NOK et CHF forts pour des raisons différentes
La Norges Bank (NB) et la banque centrale suisse (SNB) ont toutes les deux pris leur décision de politique hier. Les deux banques maintiennent leur approche relativement orthodoxe, mais cela a plus d'implications politiques pour l’une (NB) que pour l’autre (SNB).
La SNB a laissé son taux directeur inchangé à -0,75 % et cela durera encore un certain temps. La banque a revu ses prévisions d’inflation à la hausse. Elle s’attend à un "pic" de 2,2 % en glissement annuel au cours des deux premiers trimestres de 2022, mais avec déjà un éventuel recul à 0,9 % en 2023/24. La croissance ralentira pour sa part à 2,5 % cette année. La Suisse a peu de liens économiques directs avec la Russie ou l’Ukraine. C’est pourquoi l’impact économique reste surtout limité aux conséquences des prix élevés des matières premières et des perturbations dans les chaînes d’approvisionnement.
Les prix à l’importation sont bien entendu en partie déterminés par le cours de la monnaie. La SNB répète que le franc reste très fort et laisse la porte ouverte à d'éventuelles interventions sur le marché des changes. Une nuance non négligeable s'impose cependant. La SNB tient compte du différentiel d’inflation avec les autres pays.Dit autrement : dans la mesure où les coûts à l'intérieur des frontières augmentent (beaucoup) plus lentement qu’à l’étranger, un renforcement progressif du franc demeure acceptable. Cette combinaison n’affecte pas la compétitivité et tempère la hausse des prix des produits/matières premières importés. Cela rappelle la philosophie de la Bundesbank allemande avant la création de l’UEM. Les données sur les liquidités suggèrent que la SNB est peut-être intervenue de manière limitée lorsque le franc s’est (trop) rapidement raffermi en début de mois pour atteindre la parité vis-à-vis de l’euro. La banque centrale pourrait néanmoins vivre avec une devise relativement forte, à condition que la hausse ne soit pas trop prononcée. Tant que les incertitudes autour de l’Ukraine persisteront, le franc pourra rester fort. Une dépréciation pourrait avoir lieu si les taux réels repartent à la hausse en Europe sous l'effet d'une solide politique anti-inflation de la Banque centrale européenne. La BCE a déjà fait un premier pas en ce sens, mais l’écart d’inflation avec l’Europe reste élevé. Or, ce sont surtout les prévisions d’inflation plus élevées qui ont fait grimper les taux d’intérêt dans l’UEM. Ce ne sont pas les taux réels qui ont grimpé. Il n'est pas question d’un soutien sans équivoque pour la paire EUR/CHF. Il faudra donc peut-être encore un peu de temps avant que les dominos ne tombent dans le sens d'une véritable correction du franc.

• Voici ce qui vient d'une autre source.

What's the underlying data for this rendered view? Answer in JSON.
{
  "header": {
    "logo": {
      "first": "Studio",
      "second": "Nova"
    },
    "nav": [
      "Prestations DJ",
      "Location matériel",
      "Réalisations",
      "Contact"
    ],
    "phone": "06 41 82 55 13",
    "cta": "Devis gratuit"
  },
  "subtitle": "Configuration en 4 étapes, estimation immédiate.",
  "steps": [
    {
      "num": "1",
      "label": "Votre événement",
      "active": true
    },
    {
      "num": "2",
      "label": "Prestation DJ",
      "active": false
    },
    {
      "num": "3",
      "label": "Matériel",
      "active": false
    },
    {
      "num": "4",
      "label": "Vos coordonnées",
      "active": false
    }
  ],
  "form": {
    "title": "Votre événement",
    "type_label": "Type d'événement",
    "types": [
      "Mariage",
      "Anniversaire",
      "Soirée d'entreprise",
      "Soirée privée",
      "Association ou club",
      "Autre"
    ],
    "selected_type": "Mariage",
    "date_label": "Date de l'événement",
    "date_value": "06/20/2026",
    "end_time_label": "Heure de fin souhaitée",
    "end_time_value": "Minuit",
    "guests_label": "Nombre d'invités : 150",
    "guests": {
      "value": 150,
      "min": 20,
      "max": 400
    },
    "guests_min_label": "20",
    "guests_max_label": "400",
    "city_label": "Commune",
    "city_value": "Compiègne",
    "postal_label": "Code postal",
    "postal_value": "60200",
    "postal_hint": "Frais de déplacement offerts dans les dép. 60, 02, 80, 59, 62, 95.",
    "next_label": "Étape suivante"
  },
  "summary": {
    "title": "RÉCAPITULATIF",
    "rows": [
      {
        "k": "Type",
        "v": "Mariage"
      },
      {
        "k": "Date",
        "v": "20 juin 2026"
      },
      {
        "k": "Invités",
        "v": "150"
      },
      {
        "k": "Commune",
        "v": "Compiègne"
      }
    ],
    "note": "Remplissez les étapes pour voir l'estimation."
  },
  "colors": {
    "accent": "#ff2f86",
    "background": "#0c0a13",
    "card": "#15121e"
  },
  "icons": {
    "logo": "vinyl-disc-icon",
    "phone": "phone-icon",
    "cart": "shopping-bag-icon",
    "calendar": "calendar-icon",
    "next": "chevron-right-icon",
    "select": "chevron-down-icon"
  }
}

La Norges Bank passe à la vitesse supérieure
Hier, la Norges Bank (NB) a relevé, pour la troisième fois, son taux directeur de 25 pb à 0,75 %. La NB a indiqué qu’un relèvement à 1,0 % en juin était quasiment une certitude. Face à une économie qui tourne au-dessus de sa capacité, un marché de l’emploi solide et une pression croissante sur les prix, tant à l'intérieur qu'à l'extérieur du pays, la NB a revu à la hausse la trajectoire attendue de l’inflation (de base) (2,5 % cette année, 2,4 % en 2023 et 2,5 % en 2024). Ce faisant, la NB accélère et relève également sa trajectoire pour le taux directeur. En décembre, la NB tablait encore sur 1,75 % pour fin 2023. Elle table à présent sur 2,5 %, un niveau supérieur au taux neutre selon elle. Avec cette trajectoire attendue de l’inflation, les taux réels devraient être à peine positifs au sommet du cycle monétaire. Y aura-t-il tout de même encore un ajustement à la hausse ?
Le soutien persistant des taux et, plus encore, la flambée des prix pétroliers ont donné un sérieux coup de pouce à la monnaie norvégienne le mois dernier. Hier, la couronne cotait à son niveau le plus élevé depuis octobre 2018. À court terme, les perspectives sont bonnes pour la NOK, même si son cours commence à intégrer beaucoup de bonnes nouvelles. Sur les graphiques techniques, le cours EUR/USD 9,38 (plus bas de 2018) constitue un prochain seuil, avec un prochain niveau de support à 9,22.